We propose ReCCoVER, an algorithm which detects causal confusion in agent's reasoning before deployment.
- Score: 2.984934409689467
- License: http://creativecommons.org/licenses/by/4.0/
- Abstract: Despite notable results in various fields over the recent years, deep
reinforcement learning (DRL) algorithms lack transparency, affecting user trust
and hindering their deployment to high-risk tasks. Causal confusion refers to a
phenomenon where an agent learns spurious correlations between features which
might not hold across the entire state space, preventing safe deployment to
real tasks where such correlations might be broken. In this work, we examine
whether an agent relies on spurious correlations in critical states, and
propose an alternative subset of features on which it should base its decisions
instead, to make it less susceptible to causal confusion. Our goal is to
increase transparency of DRL agents by exposing the influence of learned
spurious correlations on its decisions, and offering advice to developers about
feature selection in different parts of state space, to avoid causal confusion.

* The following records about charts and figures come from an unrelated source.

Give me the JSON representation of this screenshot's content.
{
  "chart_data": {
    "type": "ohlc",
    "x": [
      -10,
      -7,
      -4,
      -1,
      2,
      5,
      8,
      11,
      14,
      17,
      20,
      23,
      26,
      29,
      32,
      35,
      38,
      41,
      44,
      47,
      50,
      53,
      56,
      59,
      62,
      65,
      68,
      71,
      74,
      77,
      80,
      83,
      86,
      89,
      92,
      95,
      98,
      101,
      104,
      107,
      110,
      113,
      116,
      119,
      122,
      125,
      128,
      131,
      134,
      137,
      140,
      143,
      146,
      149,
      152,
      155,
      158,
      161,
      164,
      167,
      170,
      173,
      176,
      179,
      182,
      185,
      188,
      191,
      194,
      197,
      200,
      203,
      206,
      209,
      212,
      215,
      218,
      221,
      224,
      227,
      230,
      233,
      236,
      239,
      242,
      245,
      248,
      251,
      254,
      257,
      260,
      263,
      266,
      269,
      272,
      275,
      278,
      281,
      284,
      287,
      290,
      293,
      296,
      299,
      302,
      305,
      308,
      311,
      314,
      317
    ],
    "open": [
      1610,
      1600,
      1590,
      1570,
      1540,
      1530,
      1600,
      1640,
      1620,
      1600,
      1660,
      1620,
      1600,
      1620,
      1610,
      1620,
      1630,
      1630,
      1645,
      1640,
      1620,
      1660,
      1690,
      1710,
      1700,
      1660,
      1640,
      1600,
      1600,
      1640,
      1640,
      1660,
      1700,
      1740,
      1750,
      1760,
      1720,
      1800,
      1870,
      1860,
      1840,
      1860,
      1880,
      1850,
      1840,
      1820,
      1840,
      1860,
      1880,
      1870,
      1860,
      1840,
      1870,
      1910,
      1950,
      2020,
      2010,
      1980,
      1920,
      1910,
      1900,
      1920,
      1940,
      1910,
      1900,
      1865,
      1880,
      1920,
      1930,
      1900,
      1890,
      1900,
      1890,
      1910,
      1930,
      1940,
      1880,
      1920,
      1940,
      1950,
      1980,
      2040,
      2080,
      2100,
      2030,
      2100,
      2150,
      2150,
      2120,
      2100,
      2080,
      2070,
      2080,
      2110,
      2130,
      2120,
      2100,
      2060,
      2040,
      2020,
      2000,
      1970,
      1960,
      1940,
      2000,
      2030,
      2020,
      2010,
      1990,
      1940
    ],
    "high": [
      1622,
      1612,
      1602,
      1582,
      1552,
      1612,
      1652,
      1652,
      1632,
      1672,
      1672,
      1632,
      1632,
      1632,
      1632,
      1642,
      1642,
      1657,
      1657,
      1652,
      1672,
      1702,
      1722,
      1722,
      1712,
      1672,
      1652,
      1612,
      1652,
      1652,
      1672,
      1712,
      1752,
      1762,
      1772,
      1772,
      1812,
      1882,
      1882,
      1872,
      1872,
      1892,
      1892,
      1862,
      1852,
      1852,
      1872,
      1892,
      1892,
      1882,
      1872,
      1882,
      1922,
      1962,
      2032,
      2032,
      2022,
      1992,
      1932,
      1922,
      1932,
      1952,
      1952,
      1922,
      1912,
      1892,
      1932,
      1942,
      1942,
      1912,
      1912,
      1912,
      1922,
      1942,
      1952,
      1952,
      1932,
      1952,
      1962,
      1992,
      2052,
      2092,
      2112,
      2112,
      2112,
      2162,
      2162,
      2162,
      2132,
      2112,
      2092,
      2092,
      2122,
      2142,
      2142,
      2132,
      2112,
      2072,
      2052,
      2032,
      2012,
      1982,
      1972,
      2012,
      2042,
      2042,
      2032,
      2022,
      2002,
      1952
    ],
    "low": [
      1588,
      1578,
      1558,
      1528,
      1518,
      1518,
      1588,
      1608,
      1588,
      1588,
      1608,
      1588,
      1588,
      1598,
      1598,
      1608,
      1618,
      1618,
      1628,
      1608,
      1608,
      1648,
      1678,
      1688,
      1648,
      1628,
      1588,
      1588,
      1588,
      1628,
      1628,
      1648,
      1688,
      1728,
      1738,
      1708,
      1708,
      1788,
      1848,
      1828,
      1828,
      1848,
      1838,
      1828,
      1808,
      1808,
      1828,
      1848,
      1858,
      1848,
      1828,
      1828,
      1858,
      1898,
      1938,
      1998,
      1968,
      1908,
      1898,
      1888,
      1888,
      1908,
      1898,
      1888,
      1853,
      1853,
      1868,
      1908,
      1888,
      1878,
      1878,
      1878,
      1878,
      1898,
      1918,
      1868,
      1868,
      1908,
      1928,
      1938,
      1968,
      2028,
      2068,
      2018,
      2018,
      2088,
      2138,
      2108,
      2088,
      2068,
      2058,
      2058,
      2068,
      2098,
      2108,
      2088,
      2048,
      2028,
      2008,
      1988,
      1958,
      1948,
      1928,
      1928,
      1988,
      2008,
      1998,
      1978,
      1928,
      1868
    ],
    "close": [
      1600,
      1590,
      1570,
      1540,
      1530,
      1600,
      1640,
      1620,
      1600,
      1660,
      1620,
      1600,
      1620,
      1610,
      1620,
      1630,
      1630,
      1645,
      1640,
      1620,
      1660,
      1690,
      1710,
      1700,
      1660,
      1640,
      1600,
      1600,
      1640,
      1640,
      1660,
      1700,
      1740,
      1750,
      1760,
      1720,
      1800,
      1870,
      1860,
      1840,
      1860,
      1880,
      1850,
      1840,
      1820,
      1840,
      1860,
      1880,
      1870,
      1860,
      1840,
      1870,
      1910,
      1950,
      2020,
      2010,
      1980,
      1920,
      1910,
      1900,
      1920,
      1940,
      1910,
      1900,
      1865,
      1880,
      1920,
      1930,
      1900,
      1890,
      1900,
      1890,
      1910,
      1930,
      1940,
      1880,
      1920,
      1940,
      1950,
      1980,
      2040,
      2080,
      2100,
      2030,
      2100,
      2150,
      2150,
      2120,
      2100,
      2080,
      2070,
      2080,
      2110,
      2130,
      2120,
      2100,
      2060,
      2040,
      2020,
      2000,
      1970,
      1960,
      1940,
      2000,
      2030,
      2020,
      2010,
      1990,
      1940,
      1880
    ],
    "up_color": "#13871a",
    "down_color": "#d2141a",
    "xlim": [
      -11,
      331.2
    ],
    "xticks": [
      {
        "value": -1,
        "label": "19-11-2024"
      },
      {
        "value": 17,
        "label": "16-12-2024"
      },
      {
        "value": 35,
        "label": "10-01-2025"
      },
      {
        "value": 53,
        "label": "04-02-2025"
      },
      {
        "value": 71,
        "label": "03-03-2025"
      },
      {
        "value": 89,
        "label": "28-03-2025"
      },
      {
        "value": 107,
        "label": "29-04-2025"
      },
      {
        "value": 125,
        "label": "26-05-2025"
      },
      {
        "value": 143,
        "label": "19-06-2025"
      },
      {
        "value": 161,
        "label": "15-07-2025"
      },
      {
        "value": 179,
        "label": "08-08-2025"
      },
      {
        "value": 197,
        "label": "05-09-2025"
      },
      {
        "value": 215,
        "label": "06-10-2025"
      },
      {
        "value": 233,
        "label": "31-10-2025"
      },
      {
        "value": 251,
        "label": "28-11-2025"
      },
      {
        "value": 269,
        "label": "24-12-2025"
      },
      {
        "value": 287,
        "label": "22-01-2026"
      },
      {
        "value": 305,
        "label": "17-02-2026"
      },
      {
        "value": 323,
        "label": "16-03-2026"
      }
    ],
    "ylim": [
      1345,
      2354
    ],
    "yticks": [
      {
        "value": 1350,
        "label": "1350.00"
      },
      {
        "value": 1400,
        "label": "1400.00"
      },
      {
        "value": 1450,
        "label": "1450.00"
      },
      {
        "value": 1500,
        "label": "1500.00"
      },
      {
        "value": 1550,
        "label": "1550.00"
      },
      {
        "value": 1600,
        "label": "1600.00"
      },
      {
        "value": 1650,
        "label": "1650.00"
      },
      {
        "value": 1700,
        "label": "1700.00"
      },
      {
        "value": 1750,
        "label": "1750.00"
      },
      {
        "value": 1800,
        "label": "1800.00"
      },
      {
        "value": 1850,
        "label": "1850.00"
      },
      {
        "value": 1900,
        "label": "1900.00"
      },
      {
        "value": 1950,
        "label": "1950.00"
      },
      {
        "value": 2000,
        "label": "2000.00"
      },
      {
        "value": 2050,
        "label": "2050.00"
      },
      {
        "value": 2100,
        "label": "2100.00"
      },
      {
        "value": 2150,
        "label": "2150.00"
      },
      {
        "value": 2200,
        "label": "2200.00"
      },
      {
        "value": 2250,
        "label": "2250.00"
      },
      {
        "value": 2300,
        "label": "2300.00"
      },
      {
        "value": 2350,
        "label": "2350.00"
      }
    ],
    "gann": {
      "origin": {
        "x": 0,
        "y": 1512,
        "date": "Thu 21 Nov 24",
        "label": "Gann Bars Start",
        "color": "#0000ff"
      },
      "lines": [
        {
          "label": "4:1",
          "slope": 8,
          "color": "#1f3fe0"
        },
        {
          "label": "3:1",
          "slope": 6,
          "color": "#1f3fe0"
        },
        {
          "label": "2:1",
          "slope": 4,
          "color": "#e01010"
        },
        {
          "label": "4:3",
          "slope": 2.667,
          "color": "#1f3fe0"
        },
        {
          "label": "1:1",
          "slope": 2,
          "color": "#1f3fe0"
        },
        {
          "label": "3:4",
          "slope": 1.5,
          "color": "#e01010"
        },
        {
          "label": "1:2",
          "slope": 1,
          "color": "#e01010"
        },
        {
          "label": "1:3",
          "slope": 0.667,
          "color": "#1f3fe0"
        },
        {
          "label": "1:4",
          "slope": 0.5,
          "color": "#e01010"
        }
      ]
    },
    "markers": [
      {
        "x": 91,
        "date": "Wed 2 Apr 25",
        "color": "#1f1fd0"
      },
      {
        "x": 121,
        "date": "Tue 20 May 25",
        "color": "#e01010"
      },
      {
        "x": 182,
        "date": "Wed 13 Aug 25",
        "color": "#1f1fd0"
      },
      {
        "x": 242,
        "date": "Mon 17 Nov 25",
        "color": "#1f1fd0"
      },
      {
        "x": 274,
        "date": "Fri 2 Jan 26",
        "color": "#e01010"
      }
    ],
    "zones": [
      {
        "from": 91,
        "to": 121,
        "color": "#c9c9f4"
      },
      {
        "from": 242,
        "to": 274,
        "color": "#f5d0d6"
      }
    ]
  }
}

We propose ReCCoVER, an algorithm which detects causal confusion in agent's
reasoning before deployment, by executing its policy in alternative
environments where certain correlations between features do not hold. We
demonstrate our approach in taxi and grid world environments, where ReCCoVER
detects states in which an agent relies on spurious correlations and offers a
set of features that should be considered instead.